Building Mental Toughness

Legendary football coach, Vince Lombardi, said, “Mental toughness is spartanism with qualities of sacrifice, self-denial, dedication. It is fearlessness, and it is love.”

In his book “The Mental Toughness Handbook” Damon Zahariades states that “mental toughness is our durability in the face of adversity.”

Here’s the truth. Any fool can act tough when everything is going well. But, when life begins to crash down around you, that’s when the world finds out how resilient you really are.

But let’s take a minute and differentiate between mental toughness and mental health. There are times in our lives when, through no fault of our own, our minds aren’t what they should be. Everything from brain injury to chemical imbalance and sleep deprivation can play a role in a lack of mental health.

When we talk about mental toughness, we’re assuming good mental health. Those who are experiencing legitimate mental health challenges have a reason not to be “mentally tough.” In fact, faking mental toughness in the midst of a mental health crisis can be detrimental to recovery.

So there are those for whom this article is not entirely applicable – especially during treatment and recovery.

But for the rest of us, it’s important to exercise our mental muscles, so we can be as inflexible as steel when needed and as expandable as a rubber band when necessary.

Damon Zahariades notes that mental toughness involves three things:

  1. Our Reaction to Stress
  2. Our Responses to Our Own Emotions
  3. Our Resilience When Things Go Wrong

Mental toughness has a close relationship with what the old timers called “true grit.” Grit is an important element in developing mental toughness. It’s that part of us that chooses not to give in. The part of us that won’t quit. The part of us that keeps on fighting.

True grit teaches us to choose our reaction to stress, enables us to objectively view and respond to our own emotions, and helps us bend without breaking when circumstances go off the rails like a freight train around a tight mountain curve.

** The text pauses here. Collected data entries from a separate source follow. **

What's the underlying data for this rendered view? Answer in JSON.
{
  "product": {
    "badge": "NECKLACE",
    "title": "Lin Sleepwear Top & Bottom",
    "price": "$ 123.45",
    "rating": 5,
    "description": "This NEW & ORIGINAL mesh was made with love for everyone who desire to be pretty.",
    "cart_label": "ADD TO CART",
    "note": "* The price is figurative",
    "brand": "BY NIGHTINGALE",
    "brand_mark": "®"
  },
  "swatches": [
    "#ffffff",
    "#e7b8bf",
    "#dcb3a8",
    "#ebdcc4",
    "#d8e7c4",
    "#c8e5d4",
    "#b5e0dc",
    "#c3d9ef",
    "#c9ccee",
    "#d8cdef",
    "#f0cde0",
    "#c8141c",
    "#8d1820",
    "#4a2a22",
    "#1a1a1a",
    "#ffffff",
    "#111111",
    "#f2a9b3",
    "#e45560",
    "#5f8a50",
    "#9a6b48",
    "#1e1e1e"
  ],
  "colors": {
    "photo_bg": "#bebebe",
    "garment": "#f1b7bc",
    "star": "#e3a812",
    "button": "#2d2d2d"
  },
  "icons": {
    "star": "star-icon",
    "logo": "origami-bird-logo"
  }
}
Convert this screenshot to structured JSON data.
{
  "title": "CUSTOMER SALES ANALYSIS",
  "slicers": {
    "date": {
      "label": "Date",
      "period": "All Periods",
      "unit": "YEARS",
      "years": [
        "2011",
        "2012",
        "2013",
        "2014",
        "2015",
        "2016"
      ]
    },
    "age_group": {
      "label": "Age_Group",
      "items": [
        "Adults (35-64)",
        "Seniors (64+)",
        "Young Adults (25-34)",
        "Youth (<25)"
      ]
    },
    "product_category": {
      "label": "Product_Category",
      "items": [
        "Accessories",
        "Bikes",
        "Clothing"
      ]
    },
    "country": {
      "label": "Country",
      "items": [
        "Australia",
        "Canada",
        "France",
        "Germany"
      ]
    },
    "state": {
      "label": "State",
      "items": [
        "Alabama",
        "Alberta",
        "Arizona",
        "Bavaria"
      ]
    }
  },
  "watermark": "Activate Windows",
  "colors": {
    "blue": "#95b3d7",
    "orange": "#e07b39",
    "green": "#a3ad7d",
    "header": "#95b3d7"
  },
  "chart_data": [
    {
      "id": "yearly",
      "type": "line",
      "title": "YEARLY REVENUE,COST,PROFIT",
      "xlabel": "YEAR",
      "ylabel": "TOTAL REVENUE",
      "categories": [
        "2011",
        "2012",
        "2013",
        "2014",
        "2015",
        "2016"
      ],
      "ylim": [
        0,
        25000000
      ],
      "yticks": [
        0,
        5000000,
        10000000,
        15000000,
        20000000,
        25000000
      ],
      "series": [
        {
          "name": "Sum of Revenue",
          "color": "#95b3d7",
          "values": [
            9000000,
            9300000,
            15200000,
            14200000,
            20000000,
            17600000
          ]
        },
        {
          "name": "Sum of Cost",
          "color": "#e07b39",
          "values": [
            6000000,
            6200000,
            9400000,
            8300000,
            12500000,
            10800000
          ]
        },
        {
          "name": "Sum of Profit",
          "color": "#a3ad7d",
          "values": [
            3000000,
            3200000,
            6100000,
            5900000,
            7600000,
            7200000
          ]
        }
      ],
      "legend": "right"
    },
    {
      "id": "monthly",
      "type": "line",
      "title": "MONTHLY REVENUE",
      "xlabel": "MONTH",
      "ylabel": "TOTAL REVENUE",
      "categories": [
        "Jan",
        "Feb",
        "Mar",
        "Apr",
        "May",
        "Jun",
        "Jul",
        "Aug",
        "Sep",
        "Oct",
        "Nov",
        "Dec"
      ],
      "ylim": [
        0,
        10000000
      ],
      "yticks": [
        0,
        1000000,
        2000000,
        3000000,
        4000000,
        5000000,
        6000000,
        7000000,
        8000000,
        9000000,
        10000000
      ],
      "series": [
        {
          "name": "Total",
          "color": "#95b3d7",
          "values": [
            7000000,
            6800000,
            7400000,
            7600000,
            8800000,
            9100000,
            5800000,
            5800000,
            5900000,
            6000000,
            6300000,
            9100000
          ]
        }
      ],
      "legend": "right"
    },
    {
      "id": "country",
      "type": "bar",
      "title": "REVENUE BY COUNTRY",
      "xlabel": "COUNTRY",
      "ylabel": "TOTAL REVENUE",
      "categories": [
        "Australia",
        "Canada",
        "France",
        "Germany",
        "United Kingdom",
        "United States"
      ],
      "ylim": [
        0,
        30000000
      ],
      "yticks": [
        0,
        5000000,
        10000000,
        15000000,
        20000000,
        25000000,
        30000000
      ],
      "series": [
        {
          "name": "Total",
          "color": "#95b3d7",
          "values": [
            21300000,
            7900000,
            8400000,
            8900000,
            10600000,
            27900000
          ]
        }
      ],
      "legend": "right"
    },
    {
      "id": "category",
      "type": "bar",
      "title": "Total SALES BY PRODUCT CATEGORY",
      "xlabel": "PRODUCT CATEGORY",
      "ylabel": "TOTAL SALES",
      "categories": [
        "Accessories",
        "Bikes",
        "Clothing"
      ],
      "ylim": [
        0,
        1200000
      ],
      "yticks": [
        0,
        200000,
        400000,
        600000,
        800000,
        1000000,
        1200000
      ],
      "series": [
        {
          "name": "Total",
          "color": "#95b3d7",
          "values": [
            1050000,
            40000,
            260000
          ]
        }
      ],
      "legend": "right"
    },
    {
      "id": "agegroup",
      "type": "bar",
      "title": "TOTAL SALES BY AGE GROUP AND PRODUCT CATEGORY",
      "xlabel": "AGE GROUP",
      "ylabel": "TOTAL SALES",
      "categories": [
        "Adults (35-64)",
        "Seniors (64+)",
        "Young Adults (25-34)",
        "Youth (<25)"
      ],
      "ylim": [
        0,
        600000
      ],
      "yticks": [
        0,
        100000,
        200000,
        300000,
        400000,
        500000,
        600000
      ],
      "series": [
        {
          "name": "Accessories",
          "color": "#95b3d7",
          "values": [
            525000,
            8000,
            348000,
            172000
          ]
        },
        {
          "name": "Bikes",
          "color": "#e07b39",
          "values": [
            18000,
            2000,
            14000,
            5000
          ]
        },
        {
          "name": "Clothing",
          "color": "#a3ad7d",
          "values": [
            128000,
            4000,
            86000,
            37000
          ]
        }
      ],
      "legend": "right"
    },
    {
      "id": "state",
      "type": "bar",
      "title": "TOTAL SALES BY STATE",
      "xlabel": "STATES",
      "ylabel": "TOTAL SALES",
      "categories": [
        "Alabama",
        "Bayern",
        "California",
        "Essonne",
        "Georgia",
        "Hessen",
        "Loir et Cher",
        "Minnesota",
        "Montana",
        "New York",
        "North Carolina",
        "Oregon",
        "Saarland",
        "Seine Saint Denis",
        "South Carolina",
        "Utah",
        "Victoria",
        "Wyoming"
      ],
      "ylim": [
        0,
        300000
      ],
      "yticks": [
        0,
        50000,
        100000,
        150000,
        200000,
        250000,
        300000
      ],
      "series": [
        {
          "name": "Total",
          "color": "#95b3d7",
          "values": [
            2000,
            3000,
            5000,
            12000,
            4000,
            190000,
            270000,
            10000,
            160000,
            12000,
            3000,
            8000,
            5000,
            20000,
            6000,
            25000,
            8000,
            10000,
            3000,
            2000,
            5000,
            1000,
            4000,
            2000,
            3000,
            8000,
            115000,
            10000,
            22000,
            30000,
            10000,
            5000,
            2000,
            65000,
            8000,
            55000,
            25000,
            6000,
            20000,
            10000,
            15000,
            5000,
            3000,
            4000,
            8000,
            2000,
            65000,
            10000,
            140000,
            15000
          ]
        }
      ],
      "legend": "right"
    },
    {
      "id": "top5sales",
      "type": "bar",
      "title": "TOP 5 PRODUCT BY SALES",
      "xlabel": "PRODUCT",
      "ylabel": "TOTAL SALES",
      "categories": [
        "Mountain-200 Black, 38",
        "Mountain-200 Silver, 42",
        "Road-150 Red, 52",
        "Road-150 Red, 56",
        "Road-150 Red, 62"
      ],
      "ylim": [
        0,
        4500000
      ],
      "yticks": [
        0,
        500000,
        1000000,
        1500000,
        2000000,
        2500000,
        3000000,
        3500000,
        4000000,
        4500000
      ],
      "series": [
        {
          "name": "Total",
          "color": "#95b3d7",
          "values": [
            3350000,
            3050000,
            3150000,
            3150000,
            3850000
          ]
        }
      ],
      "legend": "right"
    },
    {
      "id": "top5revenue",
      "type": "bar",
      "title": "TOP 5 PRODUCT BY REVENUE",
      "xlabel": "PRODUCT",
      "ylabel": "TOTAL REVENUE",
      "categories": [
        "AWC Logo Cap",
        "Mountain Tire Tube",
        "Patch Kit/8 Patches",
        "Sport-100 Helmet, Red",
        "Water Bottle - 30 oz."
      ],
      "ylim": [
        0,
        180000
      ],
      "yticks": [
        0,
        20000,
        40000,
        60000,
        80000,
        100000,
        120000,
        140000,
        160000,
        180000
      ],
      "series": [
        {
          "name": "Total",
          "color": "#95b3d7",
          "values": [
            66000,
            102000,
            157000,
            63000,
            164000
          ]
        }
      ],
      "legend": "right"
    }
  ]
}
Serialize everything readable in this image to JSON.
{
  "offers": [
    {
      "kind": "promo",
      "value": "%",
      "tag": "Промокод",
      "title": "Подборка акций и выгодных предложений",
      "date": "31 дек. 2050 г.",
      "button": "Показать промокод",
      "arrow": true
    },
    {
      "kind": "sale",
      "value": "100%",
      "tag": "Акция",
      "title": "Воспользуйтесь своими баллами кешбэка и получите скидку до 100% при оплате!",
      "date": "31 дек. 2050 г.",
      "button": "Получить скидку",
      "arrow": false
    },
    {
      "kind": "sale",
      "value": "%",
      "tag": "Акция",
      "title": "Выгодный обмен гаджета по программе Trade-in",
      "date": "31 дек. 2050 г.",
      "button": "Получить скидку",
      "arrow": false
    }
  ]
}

Paul the Apostle, an early Christian leader, saw mental toughness as the ability to discern the difference between what is true and what is not. By rejecting false narratives about himself that his enemies or his own imagination/emotions tried to impose upon him, he was able to endure unimaginable pain and deprivation at the hands of Jewish and Roman governments.

You can see, in this excerpt from a letter to the believers at Corinth that Paul used what he knew of God’s truth as the yardstick by which he measured those thoughts that would cause his mental toughness to deteriorate.

Casting down imaginations, and every high thing that exalteth itself against the knowledge of God, and bringing into captivity every thought to the obedience of Christ

In Paul’s reaction to stress and pain, we find the first step in building mental toughness.

  1. Have an unwavering standard by which you can evaluate your own thoughts and emotions as well as the opinions of others.

Let’s get back to that Vince Lombardi quote:

“Mental toughness is spartanism with qualities of sacrifice, self-denial, dedication. It is fearlessness, and it is love.”

You’re familiar with what Mr. Lombardi means when he describes mental toughness as:

  • Sacrifice
  • Self-denial
  • Fearlessness
  • Love

But “spartanism” is something that may not be as familiar to you.

Sparta was a city-state in ancient Greece that gained legendary status because of an ethos that permeated everything from their political system to the mindset of their warriors.

This Spartan ethos was marked by an indomitable spirit, stark simplicity, and a willingness to endure to achieve.

From the Spartans, we discover the other steps to mental toughness.

2. Don’t let the enemy get into your head and drag down your spirit.

3. Don’t let stuff and baggage pull you under the waves. Let go of it.

4. Be willing to push through the pain to get to a better place – even if you can’t see the path or the destination.

Until next time, have a happy day.

* I cannot recommend every artist, author, or everything written in every book I mention in my blog. Even a broken clock is right twice a day, and where a person or book is right or makes a good point, I will give credit where credit is due.